SuryanandHome

Ride Hailing (e.g. Uber / Lyft)

Problem statement

Match riders to drivers in real time, estimate ETA and fare, handle surge pricing, payments, ratings, and safety events at city scale.

How it works

  1. Drivers broadcast GPS periodically → location ingestion updates a geospatial index.
  2. Rider requests ride → matching service finds nearby available drivers (radius + ETA).
  3. Dispatch assigns best driver; both apps get WebSocket updates for trip state machine.
  4. Trip ends → billing + receipt + analytics.

Analogy: A restaurant pager system: the kitchen (matching) sees who is waiting (riders) and which tables are free (drivers), then buzzes the right pair.

High-level design

Rendering diagram…

Components explained — this design

ComponentWhat it isWhy we use it here
API Gateway + WAFEdge HTTP + firewall (see glossary).Protects matching endpoints from scrapers; authenticates riders/drivers via JWT.
Location ingestion → KafkaStream of GPS updates from drivers.High volume append stream; Kafka gives buffer + replay if downstream geo index lags.
Redis GEO / PostGISGeospatial indexes for “nearby drivers”.Redis GEO for sub-second radius queries at huge QPS; PostGIS if you already run SQL and moderate scale.
Matching / DispatchScores candidates by ETA, surge, rating.Core marketplace brain; isolated service to scale CPU-heavy routing independently.
Trip state serviceState machine for ride lifecycle.Clear ownership of transitions; emits events to billing and analytics.
PostgreSQLRelational store for trips, users, payments references.ACID for money-adjacent records and referential integrity between trip and payment.
Time-series DBOptimized store for metrics-like location traces.Optional for heatmaps and fraud investigation without bloating OLTP schema.

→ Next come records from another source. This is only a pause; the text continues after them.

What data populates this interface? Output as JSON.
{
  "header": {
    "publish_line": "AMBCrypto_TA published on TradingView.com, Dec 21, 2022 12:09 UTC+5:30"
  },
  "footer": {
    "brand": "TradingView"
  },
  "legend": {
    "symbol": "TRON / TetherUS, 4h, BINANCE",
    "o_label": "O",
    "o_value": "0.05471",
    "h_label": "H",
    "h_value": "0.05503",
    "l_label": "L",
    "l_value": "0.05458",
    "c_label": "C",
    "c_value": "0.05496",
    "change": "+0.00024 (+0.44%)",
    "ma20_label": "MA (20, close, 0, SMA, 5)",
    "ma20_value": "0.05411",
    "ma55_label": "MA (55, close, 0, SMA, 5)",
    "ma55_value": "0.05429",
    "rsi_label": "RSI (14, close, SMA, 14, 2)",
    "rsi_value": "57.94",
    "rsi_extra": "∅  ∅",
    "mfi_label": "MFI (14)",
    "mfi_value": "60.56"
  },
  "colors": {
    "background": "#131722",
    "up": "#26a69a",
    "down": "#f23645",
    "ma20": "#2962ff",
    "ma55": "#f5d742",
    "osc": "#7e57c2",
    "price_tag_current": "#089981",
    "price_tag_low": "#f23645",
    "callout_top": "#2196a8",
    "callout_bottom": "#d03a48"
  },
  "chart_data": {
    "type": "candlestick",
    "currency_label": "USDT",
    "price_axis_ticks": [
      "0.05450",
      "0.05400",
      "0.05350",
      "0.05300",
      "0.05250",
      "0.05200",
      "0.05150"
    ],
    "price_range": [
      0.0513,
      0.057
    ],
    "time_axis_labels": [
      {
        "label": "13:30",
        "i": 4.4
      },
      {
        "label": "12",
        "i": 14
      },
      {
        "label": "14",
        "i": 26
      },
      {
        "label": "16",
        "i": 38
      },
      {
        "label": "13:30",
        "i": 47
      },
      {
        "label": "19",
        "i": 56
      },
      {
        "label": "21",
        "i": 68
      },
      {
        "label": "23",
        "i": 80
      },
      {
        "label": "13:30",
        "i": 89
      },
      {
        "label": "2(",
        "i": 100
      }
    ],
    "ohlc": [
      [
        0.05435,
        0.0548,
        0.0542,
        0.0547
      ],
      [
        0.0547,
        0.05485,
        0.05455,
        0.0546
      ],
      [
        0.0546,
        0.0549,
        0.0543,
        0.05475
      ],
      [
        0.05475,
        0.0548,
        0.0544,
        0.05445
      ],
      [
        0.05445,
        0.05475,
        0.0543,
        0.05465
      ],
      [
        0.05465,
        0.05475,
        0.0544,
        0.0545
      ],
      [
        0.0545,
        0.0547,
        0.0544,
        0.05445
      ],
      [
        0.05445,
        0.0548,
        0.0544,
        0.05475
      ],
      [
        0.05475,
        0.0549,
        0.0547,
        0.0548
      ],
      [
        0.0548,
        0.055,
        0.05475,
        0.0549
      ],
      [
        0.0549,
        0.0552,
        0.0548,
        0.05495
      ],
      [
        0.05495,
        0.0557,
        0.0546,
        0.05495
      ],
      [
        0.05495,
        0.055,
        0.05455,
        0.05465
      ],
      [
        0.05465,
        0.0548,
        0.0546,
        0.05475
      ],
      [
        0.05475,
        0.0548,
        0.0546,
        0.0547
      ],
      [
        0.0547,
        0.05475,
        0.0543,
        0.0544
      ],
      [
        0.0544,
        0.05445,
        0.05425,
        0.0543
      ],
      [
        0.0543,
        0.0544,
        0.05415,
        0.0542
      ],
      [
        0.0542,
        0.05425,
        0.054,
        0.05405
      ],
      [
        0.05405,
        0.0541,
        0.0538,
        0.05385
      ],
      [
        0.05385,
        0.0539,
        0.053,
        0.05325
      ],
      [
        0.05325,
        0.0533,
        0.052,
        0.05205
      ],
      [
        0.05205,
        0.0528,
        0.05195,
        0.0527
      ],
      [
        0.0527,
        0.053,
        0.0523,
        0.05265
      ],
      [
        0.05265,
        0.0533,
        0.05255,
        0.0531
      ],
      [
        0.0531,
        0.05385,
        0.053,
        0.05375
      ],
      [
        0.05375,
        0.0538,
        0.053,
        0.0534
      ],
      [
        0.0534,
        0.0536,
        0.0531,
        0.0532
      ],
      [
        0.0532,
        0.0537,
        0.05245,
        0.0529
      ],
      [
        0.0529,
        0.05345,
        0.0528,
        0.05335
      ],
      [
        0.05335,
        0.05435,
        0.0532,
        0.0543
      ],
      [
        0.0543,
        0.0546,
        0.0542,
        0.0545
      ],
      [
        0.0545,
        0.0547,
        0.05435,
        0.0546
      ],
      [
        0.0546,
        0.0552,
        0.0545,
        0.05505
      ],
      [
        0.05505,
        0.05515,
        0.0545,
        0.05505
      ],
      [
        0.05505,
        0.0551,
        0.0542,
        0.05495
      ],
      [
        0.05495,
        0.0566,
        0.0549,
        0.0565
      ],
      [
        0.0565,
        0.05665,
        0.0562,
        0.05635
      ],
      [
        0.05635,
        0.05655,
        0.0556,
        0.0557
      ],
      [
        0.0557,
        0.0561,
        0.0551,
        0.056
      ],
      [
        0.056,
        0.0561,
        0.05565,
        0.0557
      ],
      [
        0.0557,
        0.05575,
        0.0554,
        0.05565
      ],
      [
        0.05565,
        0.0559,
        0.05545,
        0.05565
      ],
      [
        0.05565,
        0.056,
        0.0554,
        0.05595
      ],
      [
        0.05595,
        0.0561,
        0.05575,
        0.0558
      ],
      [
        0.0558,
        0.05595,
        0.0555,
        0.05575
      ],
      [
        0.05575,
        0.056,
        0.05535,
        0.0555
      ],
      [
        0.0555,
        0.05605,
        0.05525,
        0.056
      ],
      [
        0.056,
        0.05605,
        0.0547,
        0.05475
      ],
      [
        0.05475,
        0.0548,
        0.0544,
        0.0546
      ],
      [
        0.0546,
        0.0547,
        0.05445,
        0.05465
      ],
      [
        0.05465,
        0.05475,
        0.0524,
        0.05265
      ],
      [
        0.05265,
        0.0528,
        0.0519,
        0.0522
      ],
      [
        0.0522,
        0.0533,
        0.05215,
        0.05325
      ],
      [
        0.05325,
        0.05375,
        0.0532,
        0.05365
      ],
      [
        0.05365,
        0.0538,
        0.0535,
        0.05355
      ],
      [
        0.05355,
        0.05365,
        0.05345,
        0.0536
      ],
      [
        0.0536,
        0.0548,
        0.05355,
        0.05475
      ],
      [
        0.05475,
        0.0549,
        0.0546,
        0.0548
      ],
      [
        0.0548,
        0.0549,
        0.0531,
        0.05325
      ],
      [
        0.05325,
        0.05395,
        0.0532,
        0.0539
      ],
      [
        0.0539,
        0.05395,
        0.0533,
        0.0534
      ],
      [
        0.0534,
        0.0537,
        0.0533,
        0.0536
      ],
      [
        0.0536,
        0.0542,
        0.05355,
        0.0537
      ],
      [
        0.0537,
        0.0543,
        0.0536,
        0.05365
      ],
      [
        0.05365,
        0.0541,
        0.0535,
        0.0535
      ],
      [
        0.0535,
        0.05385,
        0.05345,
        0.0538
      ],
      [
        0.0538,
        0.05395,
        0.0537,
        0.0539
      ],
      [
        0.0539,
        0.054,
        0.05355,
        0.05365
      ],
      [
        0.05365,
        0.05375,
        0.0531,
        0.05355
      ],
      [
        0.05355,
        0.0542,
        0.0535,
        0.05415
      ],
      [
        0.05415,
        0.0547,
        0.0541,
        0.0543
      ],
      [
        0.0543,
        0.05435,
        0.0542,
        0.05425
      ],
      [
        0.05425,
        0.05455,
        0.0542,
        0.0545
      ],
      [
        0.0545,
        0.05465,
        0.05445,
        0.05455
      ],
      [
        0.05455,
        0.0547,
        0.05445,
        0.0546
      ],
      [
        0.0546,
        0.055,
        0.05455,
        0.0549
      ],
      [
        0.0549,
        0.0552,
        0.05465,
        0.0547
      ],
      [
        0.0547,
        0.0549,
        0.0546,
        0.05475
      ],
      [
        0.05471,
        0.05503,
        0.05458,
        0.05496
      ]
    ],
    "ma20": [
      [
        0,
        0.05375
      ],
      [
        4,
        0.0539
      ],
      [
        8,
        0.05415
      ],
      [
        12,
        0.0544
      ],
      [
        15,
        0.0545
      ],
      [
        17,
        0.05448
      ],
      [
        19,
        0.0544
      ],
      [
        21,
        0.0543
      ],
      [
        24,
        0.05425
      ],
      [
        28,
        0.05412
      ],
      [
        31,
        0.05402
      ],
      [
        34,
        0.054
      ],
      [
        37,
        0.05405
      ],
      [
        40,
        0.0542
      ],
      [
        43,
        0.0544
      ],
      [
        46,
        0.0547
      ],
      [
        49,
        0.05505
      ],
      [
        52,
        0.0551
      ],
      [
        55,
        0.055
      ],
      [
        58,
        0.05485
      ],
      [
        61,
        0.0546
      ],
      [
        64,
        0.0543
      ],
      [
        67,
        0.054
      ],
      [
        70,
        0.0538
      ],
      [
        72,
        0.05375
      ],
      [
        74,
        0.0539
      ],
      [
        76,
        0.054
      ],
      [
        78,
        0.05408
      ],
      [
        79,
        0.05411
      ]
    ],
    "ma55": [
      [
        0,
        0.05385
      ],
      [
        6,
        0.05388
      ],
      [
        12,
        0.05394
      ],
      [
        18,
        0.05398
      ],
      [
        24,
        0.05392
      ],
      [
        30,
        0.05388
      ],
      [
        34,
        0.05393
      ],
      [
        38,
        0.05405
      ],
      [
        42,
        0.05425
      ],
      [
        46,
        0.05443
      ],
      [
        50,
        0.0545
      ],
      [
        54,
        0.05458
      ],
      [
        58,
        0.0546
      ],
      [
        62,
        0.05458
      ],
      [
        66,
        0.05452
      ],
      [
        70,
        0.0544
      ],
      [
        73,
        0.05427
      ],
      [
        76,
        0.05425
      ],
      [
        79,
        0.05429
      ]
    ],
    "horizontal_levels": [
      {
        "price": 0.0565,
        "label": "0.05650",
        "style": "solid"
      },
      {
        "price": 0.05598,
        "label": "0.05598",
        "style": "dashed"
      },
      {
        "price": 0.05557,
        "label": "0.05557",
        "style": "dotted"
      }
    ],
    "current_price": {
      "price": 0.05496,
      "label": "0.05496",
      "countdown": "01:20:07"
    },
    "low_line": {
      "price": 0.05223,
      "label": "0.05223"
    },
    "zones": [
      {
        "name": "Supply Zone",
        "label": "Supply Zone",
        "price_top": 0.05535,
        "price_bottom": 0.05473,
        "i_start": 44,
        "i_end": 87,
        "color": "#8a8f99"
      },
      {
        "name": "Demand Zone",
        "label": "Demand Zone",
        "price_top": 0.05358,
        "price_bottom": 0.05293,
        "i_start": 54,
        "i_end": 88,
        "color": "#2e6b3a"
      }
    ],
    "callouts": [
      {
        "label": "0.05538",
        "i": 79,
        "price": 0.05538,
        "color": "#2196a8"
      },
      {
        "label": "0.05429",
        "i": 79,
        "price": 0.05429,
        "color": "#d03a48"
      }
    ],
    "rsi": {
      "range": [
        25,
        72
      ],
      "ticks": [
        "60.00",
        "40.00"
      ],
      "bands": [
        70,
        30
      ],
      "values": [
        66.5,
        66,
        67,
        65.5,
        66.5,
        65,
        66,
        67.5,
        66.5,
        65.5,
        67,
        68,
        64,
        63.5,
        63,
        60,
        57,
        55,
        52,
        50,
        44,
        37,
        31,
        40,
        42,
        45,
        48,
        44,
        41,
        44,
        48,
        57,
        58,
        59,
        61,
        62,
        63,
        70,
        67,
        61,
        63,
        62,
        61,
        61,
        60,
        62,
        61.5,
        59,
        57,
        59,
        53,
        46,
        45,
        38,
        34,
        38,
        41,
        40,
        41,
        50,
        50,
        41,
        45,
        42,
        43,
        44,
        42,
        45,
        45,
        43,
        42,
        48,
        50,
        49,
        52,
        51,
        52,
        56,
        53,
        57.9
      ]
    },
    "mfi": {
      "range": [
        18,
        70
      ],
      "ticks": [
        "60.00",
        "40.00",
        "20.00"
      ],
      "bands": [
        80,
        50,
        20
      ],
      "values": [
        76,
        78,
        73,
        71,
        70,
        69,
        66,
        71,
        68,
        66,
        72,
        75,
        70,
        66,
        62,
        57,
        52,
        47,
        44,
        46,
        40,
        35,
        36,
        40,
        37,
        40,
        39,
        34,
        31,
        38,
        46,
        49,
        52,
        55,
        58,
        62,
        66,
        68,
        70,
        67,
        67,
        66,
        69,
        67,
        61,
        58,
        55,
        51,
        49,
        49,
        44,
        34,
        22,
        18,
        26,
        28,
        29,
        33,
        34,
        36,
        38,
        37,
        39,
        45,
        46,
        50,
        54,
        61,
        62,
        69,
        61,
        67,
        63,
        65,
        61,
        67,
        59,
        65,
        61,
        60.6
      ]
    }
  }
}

Shared definitions: 00-glossary-common-services.md

Low-level design

Location pipeline

  • Mobile → HTTPS batch or MQTT for low battery; AWS IoT Core optional.
  • Stream: Amazon Kinesis / Kafka for ordered driver updates per driver_id.
  • Hot geospatial: Redis GEOADD + GEORADIUS for sub-second nearby queries at high QPS.
  • Cold path: S3 + Athena for historical heatmaps / city planning.

Matching

  • Criteria: distance, ETA from Mapbox / Google Routes API or internal Valhalla graph.
  • Surge: Redis counter by geohash cell; pricing service reads multiplier.
  • Fairness: two-sided marketplace — avoid starvation with aging in match queue.

Trip state machine

States: REQUESTED → MATCHED → EN_ROUTE → IN_PROGRESS → COMPLETED | CANCELLED.
Use event sourcing in Kafka + CQRS read model in PostgreSQL for audits.

Payments

  • Stripe Connect for marketplace splits (platform fee + driver payout).
  • PCI: never store PAN; use tokenization.

Notifications

  • SNS + FCM/APNs for driver offer timeout (10s accept window).

E2E: request to match

Rendering diagram…

Tricky parts

ProblemSolution
Thundering herd at bar closeShard surge by geohash; capacity limits on dispatch
Split-brain double assignOptimistic locking on driver row version; idempotent accept
Ghost drivers offline but “available”Heartbeat TTL in Redis; auto-offline
RegulatoryPer-city feature flags; data residency (EU trips in EU region)

Caveats

  • Map APIs cost money — cache static road segments; refresh dynamic traffic more often.
  • Safety: 911 integration, trip sharing, in-app emergency — separate highly available microservice.

Azure mapping

  • Event Hubs for location stream; Azure Cache for Redis GEO; Azure Maps for routing.